I like this view of the interior of the dome because you can clearly see the Latin Bible verse which came to be known as "The Petrine Doctrine." Peter became the first Pope in a 2000 year succession of Popes.
"Tu es Petrus et super hanc petram aedificabo ecclesiam mean et tibi dabo claves regni caelorum" ("You are Peter and upon this rock I will build my Church, to you I will give the keys of the kingdom of heaven." Mt 16:18)
Jesus may have been making a little joke when he said this to Peter because "Peter" was derived from the Greek word for "rock." Was Jesus smiling when he said this? I ask this because in the Middle Ages there was actually a theological debate about whether Jesus ever laughed, since there is no specific documentation of this in the New Testatament.
02-03-10 A Roman Park
This is an early morning shot of a back lit tree in the Borghese Gardens in Rome. There is something prehistoric-looking in these leaves. I don't know what kind of tree this is but it could be a relative of the locust, which grows in some places in South Dakota.
01-22-10 Peaceful Moment
I was waiting for my tour group to gather after a tour of the Roman Colosseum. As always, the ancient building was crowded, noisy and swelteringly hot. I turned away from our group and found these two tourists sitting in the flood of light entering the colonnade, no doubt plotting their strategy for their visit to Rome. This photo makes the Colosseum look quiet, cool and relaxing. Maybe that's the magic of photography. Or may it's the deception.
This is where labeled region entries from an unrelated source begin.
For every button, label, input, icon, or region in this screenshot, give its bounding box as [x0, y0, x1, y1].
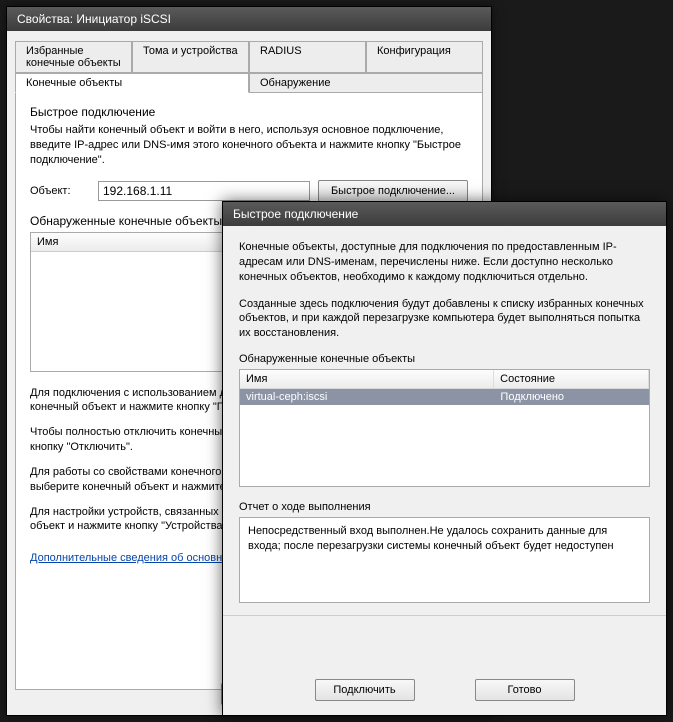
- quick-connect-row: Объект: Быстрое подключение...: [30, 180, 468, 202]
- tab-volumes[interactable]: Тома и устройства: [132, 41, 249, 73]
- table-row[interactable]: virtual-ceph:iscsi Подключено: [240, 389, 649, 405]
- quick-connect-description: Чтобы найти конечный объект и войти в не…: [30, 123, 468, 168]
- modal-body: Конечные объекты, доступные для подключе…: [223, 226, 666, 715]
- col-header-status[interactable]: Состояние: [494, 370, 649, 388]
- modal-list-header: Имя Состояние: [240, 370, 649, 389]
- modal-targets-list[interactable]: Имя Состояние virtual-ceph:iscsi Подключ…: [239, 369, 650, 487]
- modal-para2: Созданные здесь подключения будут добавл…: [239, 297, 650, 342]
- done-button[interactable]: Готово: [475, 679, 575, 701]
- tab-targets[interactable]: Конечные объекты: [15, 73, 249, 93]
- connect-button[interactable]: Подключить: [315, 679, 415, 701]
- cell-name: virtual-ceph:iscsi: [240, 389, 494, 405]
- target-input[interactable]: [98, 181, 310, 201]
- quick-connect-heading: Быстрое подключение: [30, 105, 468, 119]
- tab-discovery[interactable]: Обнаружение: [249, 73, 483, 93]
- quick-connect-dialog: Быстрое подключение Конечные объекты, до…: [222, 201, 667, 716]
- separator: [223, 615, 666, 616]
- modal-titlebar[interactable]: Быстрое подключение: [223, 202, 666, 226]
- cell-status: Подключено: [494, 389, 649, 405]
- report-textbox: Непосредственный вход выполнен.Не удалос…: [239, 517, 650, 603]
- tab-strip: Избранные конечные объекты Тома и устрой…: [15, 41, 483, 93]
- tab-configuration[interactable]: Конфигурация: [366, 41, 483, 73]
- modal-discovered-heading: Обнаруженные конечные объекты: [239, 353, 650, 365]
- target-label: Объект:: [30, 185, 90, 197]
- col-header-name[interactable]: Имя: [240, 370, 494, 388]
- modal-title: Быстрое подключение: [233, 207, 358, 221]
- main-window-titlebar[interactable]: Свойства: Инициатор iSCSI: [7, 7, 491, 31]
- tab-radius[interactable]: RADIUS: [249, 41, 366, 73]
- quick-connect-button[interactable]: Быстрое подключение...: [318, 180, 468, 202]
- report-text: Непосредственный вход выполнен.Не удалос…: [248, 525, 614, 552]
- main-window-title: Свойства: Инициатор iSCSI: [17, 12, 171, 26]
- report-heading: Отчет о ходе выполнения: [239, 501, 650, 513]
- tab-favorites[interactable]: Избранные конечные объекты: [15, 41, 132, 73]
- modal-button-bar: Подключить Готово: [223, 679, 666, 701]
- modal-para1: Конечные объекты, доступные для подключе…: [239, 240, 650, 285]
There are many things I like about this photo: I like the repeating lines of the columns and the repeating bright and dark made by the Roman sunlight. I also like the pock marks that show the age of this place. Finally, I like that by accident the three primary colors are present in this photo, though in very muted shades. Can you see them?
08-10-09 Stranger On A Train
By Scott Shephard
I was waiting for the next metro at the Cavour metro stop in Rome. Having some time to kill, I took a few photos, including this one. The Roman metro stations are fairly dark so I used a slow shutter speed and in this shot I panned as the train came into the station. The graffiti ends up being blurred but the rather bored looking woman visible through the window isn't.